Example: Brook Trout
Some days it seems like we’re always swimming upstream.
Imagine if you have to get there to propagate your species, but you find the way blocked by an insurmountable obstacle.
Brook trout don’t have to imagine this. It happens to them in tens of thousands of places all over the state every fall when they attempt to move upstream and upriver to spawn.
Sometimes beaver dams block their way. But most of the blockages are man-made.
If brook trout have an enemy in Maine, it is culverts.
Thousands of culverts have been improperly installed over the years, are inadequate, inappropriate for the area, or not well maintained. They block fish and aquatic organisms from moving upstream in search of food, spawning habitat, and cooler water. This keeps populations low, sometimes dangerously so.
This impacts more species than my beloved brook trout. Sea run fisheries including Atlantic salmon and alewives are also impacted. In the lower Penobscot River, a recent survey found that 91 percent of the 533 crossings hampered fish movement.
Fish Have Value
The cost of proper installation of culverts can be expensive, but so is the lost economic value of the generations of brook trout that are never born because their parents can’t get to their spawning grounds.
The U.S. Fish and Wildlife Service estimated fishing trip-related expenditures in Maine in 2006 generated $257,134,000.
Unfortunately, we could be making a lot more money that that. The sale of Maine fishing licenses peaked in 1991 at 310,278. Since that time we’ve lost about 50,000 anglers, most of them nonresidents who now spend their money in states that offer better fishing opportunities.
Fishing license sales are ticking up in Maine in the last couple of years, so there is hope for the future if we can continue to improve fishing opportunities. The Fish and Wildlife Department is working hard on this but they have very limited resources to get this job done.
Maine simply doesn’t have the money to stuff its waters with hatchery-raised fish like some of our competitor fishing states do. We must focus on creating more self-sustaining fisheries.
That requires protecting fish until they get big enough to spawn and making sure they have plenty of spawning habitat that they can reach. Maintaining in-stream flow through proper installation of culverts is a critical factor in this strategy.

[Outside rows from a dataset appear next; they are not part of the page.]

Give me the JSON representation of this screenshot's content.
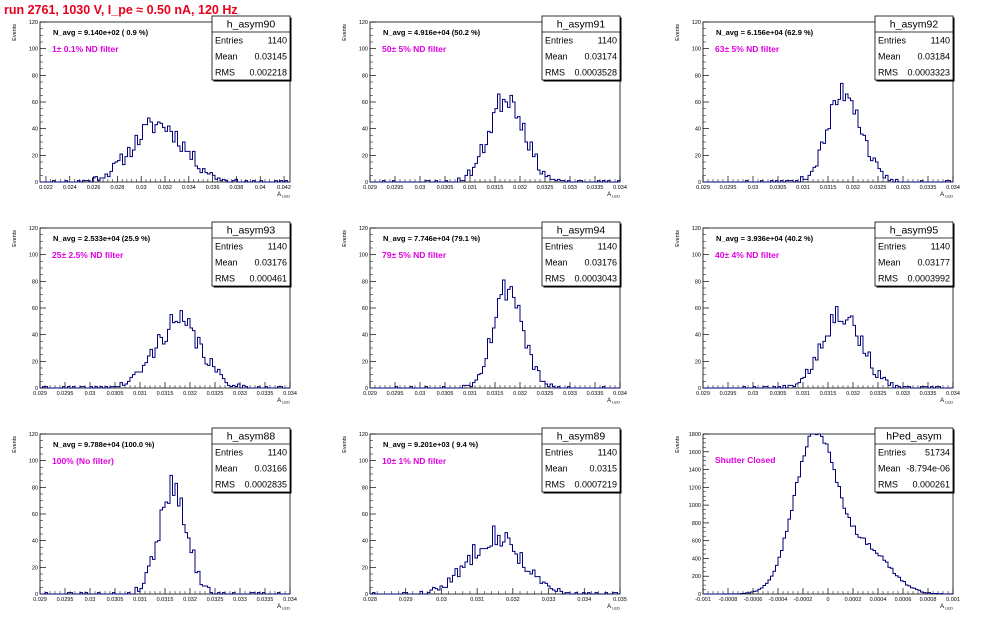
{
  "header": {
    "run_title": "run 2761,  1030 V, I_pe ≈ 0.50 nA, 120 Hz"
  },
  "colors": {
    "histogram": "#00007a",
    "annotation": "#e000e0",
    "title": "#e8001c",
    "axis": "#000000"
  },
  "chart_data": [
    {
      "type": "histogram",
      "name": "h_asym90",
      "stats": {
        "entries_label": "Entries",
        "entries": "1140",
        "mean_label": "Mean",
        "mean": "0.03145",
        "rms_label": "RMS",
        "rms": "0.002218"
      },
      "n_avg_label": "N_avg = 9.140e+02 ( 0.9 %)",
      "filter_label": "1± 0.1% ND filter",
      "ylabel": "Events",
      "xlabel": "A",
      "xlim": [
        0.0215,
        0.0425
      ],
      "ylim": [
        0,
        120
      ],
      "xticks": [
        0.022,
        0.024,
        0.026,
        0.028,
        0.03,
        0.032,
        0.034,
        0.036,
        0.038,
        0.04,
        0.042
      ],
      "xtick_labels": [
        "0.022",
        "0.024",
        "0.026",
        "0.028",
        "0.03",
        "0.032",
        "0.034",
        "0.036",
        "0.038",
        "0.04",
        "0.042"
      ],
      "yticks": [
        0,
        20,
        40,
        60,
        80,
        100,
        120
      ],
      "dist": {
        "type": "gauss",
        "mean": 0.03145,
        "sigma": 0.0022,
        "entries": 1140,
        "bins": 100,
        "seed": 11
      }
    },
    {
      "type": "histogram",
      "name": "h_asym91",
      "stats": {
        "entries_label": "Entries",
        "entries": "1140",
        "mean_label": "Mean",
        "mean": "0.03174",
        "rms_label": "RMS",
        "rms": "0.0003528"
      },
      "n_avg_label": "N_avg = 4.916e+04 (50.2 %)",
      "filter_label": "50± 5% ND filter",
      "ylabel": "Events",
      "xlabel": "A",
      "xlim": [
        0.029,
        0.034
      ],
      "ylim": [
        0,
        120
      ],
      "xticks": [
        0.029,
        0.0295,
        0.03,
        0.0305,
        0.031,
        0.0315,
        0.032,
        0.0325,
        0.033,
        0.0335,
        0.034
      ],
      "xtick_labels": [
        "0.029",
        "0.0295",
        "0.03",
        "0.0305",
        "0.031",
        "0.0315",
        "0.032",
        "0.0325",
        "0.033",
        "0.0335",
        "0.034"
      ],
      "yticks": [
        0,
        20,
        40,
        60,
        80,
        100,
        120
      ],
      "dist": {
        "type": "gauss",
        "mean": 0.03174,
        "sigma": 0.00035,
        "entries": 1140,
        "bins": 100,
        "seed": 23
      }
    },
    {
      "type": "histogram",
      "name": "h_asym92",
      "stats": {
        "entries_label": "Entries",
        "entries": "1140",
        "mean_label": "Mean",
        "mean": "0.03184",
        "rms_label": "RMS",
        "rms": "0.0003323"
      },
      "n_avg_label": "N_avg = 6.156e+04 (62.9 %)",
      "filter_label": "63± 5% ND filter",
      "ylabel": "Events",
      "xlabel": "A",
      "xlim": [
        0.029,
        0.034
      ],
      "ylim": [
        0,
        120
      ],
      "xticks": [
        0.029,
        0.0295,
        0.03,
        0.0305,
        0.031,
        0.0315,
        0.032,
        0.0325,
        0.033,
        0.0335,
        0.034
      ],
      "xtick_labels": [
        "0.029",
        "0.0295",
        "0.03",
        "0.0305",
        "0.031",
        "0.0315",
        "0.032",
        "0.0325",
        "0.033",
        "0.0335",
        "0.034"
      ],
      "yticks": [
        0,
        20,
        40,
        60,
        80,
        100,
        120
      ],
      "dist": {
        "type": "gauss",
        "mean": 0.03184,
        "sigma": 0.00033,
        "entries": 1140,
        "bins": 100,
        "seed": 37
      }
    },
    {
      "type": "histogram",
      "name": "h_asym93",
      "stats": {
        "entries_label": "Entries",
        "entries": "1140",
        "mean_label": "Mean",
        "mean": "0.03176",
        "rms_label": "RMS",
        "rms": "0.000461"
      },
      "n_avg_label": "N_avg = 2.533e+04 (25.9 %)",
      "filter_label": "25± 2.5% ND filter",
      "ylabel": "Events",
      "xlabel": "A",
      "xlim": [
        0.029,
        0.034
      ],
      "ylim": [
        0,
        120
      ],
      "xticks": [
        0.029,
        0.0295,
        0.03,
        0.0305,
        0.031,
        0.0315,
        0.032,
        0.0325,
        0.033,
        0.0335,
        0.034
      ],
      "xtick_labels": [
        "0.029",
        "0.0295",
        "0.03",
        "0.0305",
        "0.031",
        "0.0315",
        "0.032",
        "0.0325",
        "0.033",
        "0.0335",
        "0.034"
      ],
      "yticks": [
        0,
        20,
        40,
        60,
        80,
        100,
        120
      ],
      "dist": {
        "type": "gauss",
        "mean": 0.03176,
        "sigma": 0.00046,
        "entries": 1140,
        "bins": 100,
        "seed": 41
      }
    },
    {
      "type": "histogram",
      "name": "h_asym94",
      "stats": {
        "entries_label": "Entries",
        "entries": "1140",
        "mean_label": "Mean",
        "mean": "0.03176",
        "rms_label": "RMS",
        "rms": "0.0003043"
      },
      "n_avg_label": "N_avg = 7.746e+04 (79.1 %)",
      "filter_label": "79± 5% ND filter",
      "ylabel": "Events",
      "xlabel": "A",
      "xlim": [
        0.029,
        0.034
      ],
      "ylim": [
        0,
        120
      ],
      "xticks": [
        0.029,
        0.0295,
        0.03,
        0.0305,
        0.031,
        0.0315,
        0.032,
        0.0325,
        0.033,
        0.0335,
        0.034
      ],
      "xtick_labels": [
        "0.029",
        "0.0295",
        "0.03",
        "0.0305",
        "0.031",
        "0.0315",
        "0.032",
        "0.0325",
        "0.033",
        "0.0335",
        "0.034"
      ],
      "yticks": [
        0,
        20,
        40,
        60,
        80,
        100,
        120
      ],
      "dist": {
        "type": "gauss",
        "mean": 0.03176,
        "sigma": 0.0003,
        "entries": 1140,
        "bins": 100,
        "seed": 53
      }
    },
    {
      "type": "histogram",
      "name": "h_asym95",
      "stats": {
        "entries_label": "Entries",
        "entries": "1140",
        "mean_label": "Mean",
        "mean": "0.03177",
        "rms_label": "RMS",
        "rms": "0.0003992"
      },
      "n_avg_label": "N_avg = 3.936e+04 (40.2 %)",
      "filter_label": "40± 4% ND filter",
      "ylabel": "Events",
      "xlabel": "A",
      "xlim": [
        0.029,
        0.034
      ],
      "ylim": [
        0,
        120
      ],
      "xticks": [
        0.029,
        0.0295,
        0.03,
        0.0305,
        0.031,
        0.0315,
        0.032,
        0.0325,
        0.033,
        0.0335,
        0.034
      ],
      "xtick_labels": [
        "0.029",
        "0.0295",
        "0.03",
        "0.0305",
        "0.031",
        "0.0315",
        "0.032",
        "0.0325",
        "0.033",
        "0.0335",
        "0.034"
      ],
      "yticks": [
        0,
        20,
        40,
        60,
        80,
        100,
        120
      ],
      "dist": {
        "type": "gauss",
        "mean": 0.03177,
        "sigma": 0.0004,
        "entries": 1140,
        "bins": 100,
        "seed": 67
      }
    },
    {
      "type": "histogram",
      "name": "h_asym88",
      "stats": {
        "entries_label": "Entries",
        "entries": "1140",
        "mean_label": "Mean",
        "mean": "0.03166",
        "rms_label": "RMS",
        "rms": "0.0002835"
      },
      "n_avg_label": "N_avg = 9.788e+04 (100.0 %)",
      "filter_label": "100% (No filter)",
      "ylabel": "Events",
      "xlabel": "A",
      "xlim": [
        0.029,
        0.034
      ],
      "ylim": [
        0,
        120
      ],
      "xticks": [
        0.029,
        0.0295,
        0.03,
        0.0305,
        0.031,
        0.0315,
        0.032,
        0.0325,
        0.033,
        0.0335,
        0.034
      ],
      "xtick_labels": [
        "0.029",
        "0.0295",
        "0.03",
        "0.0305",
        "0.031",
        "0.0315",
        "0.032",
        "0.0325",
        "0.033",
        "0.0335",
        "0.034"
      ],
      "yticks": [
        0,
        20,
        40,
        60,
        80,
        100,
        120
      ],
      "dist": {
        "type": "gauss",
        "mean": 0.03166,
        "sigma": 0.00028,
        "entries": 1140,
        "bins": 100,
        "seed": 79
      }
    },
    {
      "type": "histogram",
      "name": "h_asym89",
      "stats": {
        "entries_label": "Entries",
        "entries": "1140",
        "mean_label": "Mean",
        "mean": "0.0315",
        "rms_label": "RMS",
        "rms": "0.0007219"
      },
      "n_avg_label": "N_avg = 9.201e+03 ( 9.4 %)",
      "filter_label": "10± 1% ND filter",
      "ylabel": "Events",
      "xlabel": "A",
      "xlim": [
        0.028,
        0.035
      ],
      "ylim": [
        0,
        120
      ],
      "xticks": [
        0.028,
        0.029,
        0.03,
        0.031,
        0.032,
        0.033,
        0.034,
        0.035
      ],
      "xtick_labels": [
        "0.028",
        "0.029",
        "0.03",
        "0.031",
        "0.032",
        "0.033",
        "0.034",
        "0.035"
      ],
      "yticks": [
        0,
        20,
        40,
        60,
        80,
        100,
        120
      ],
      "dist": {
        "type": "gauss",
        "mean": 0.0315,
        "sigma": 0.00072,
        "entries": 1140,
        "bins": 100,
        "seed": 83
      }
    },
    {
      "type": "histogram",
      "name": "hPed_asym",
      "stats": {
        "entries_label": "Entries",
        "entries": "51734",
        "mean_label": "Mean",
        "mean": "-8.794e-06",
        "rms_label": "RMS",
        "rms": "0.000261"
      },
      "n_avg_label": "",
      "filter_label": "Shutter Closed",
      "ylabel": "Events",
      "xlabel": "A",
      "xlim": [
        -0.001,
        0.001
      ],
      "ylim": [
        0,
        1800
      ],
      "xticks": [
        -0.001,
        -0.0008,
        -0.0006,
        -0.0004,
        -0.0002,
        0,
        0.0002,
        0.0004,
        0.0006,
        0.0008,
        0.001
      ],
      "xtick_labels": [
        "-0.001",
        "-0.0008",
        "-0.0006",
        "-0.0004",
        "-0.0002",
        "0",
        "0.0002",
        "0.0004",
        "0.0006",
        "0.0008",
        "0.001"
      ],
      "yticks": [
        0,
        200,
        400,
        600,
        800,
        1000,
        1200,
        1400,
        1600,
        1800
      ],
      "dist": {
        "type": "double-gauss",
        "g1": {
          "mean": -0.0001,
          "sigma": 0.00017,
          "amp": 1800
        },
        "g2": {
          "mean": 0.00032,
          "sigma": 0.00018,
          "amp": 480
        },
        "bins": 100,
        "seed": 97
      }
    }
  ]
}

If it were up to me, we’d rip out all the bad culverts and do the job right, right now. But hey, I know we can’t afford to do that. So the new rules will wait, anglers will continue to fish elsewhere, and we’ll try again to move Maine toward fishy culverts next year.
Even if we succeed next year, only a fraction of the culverts now blocking fish passage will be replaced in my lifetime. Perhaps if my grandsons live to an old age, they’ll see fish passage restored in most of the state, and our once-great recreational fishing economy and heritage restored as well.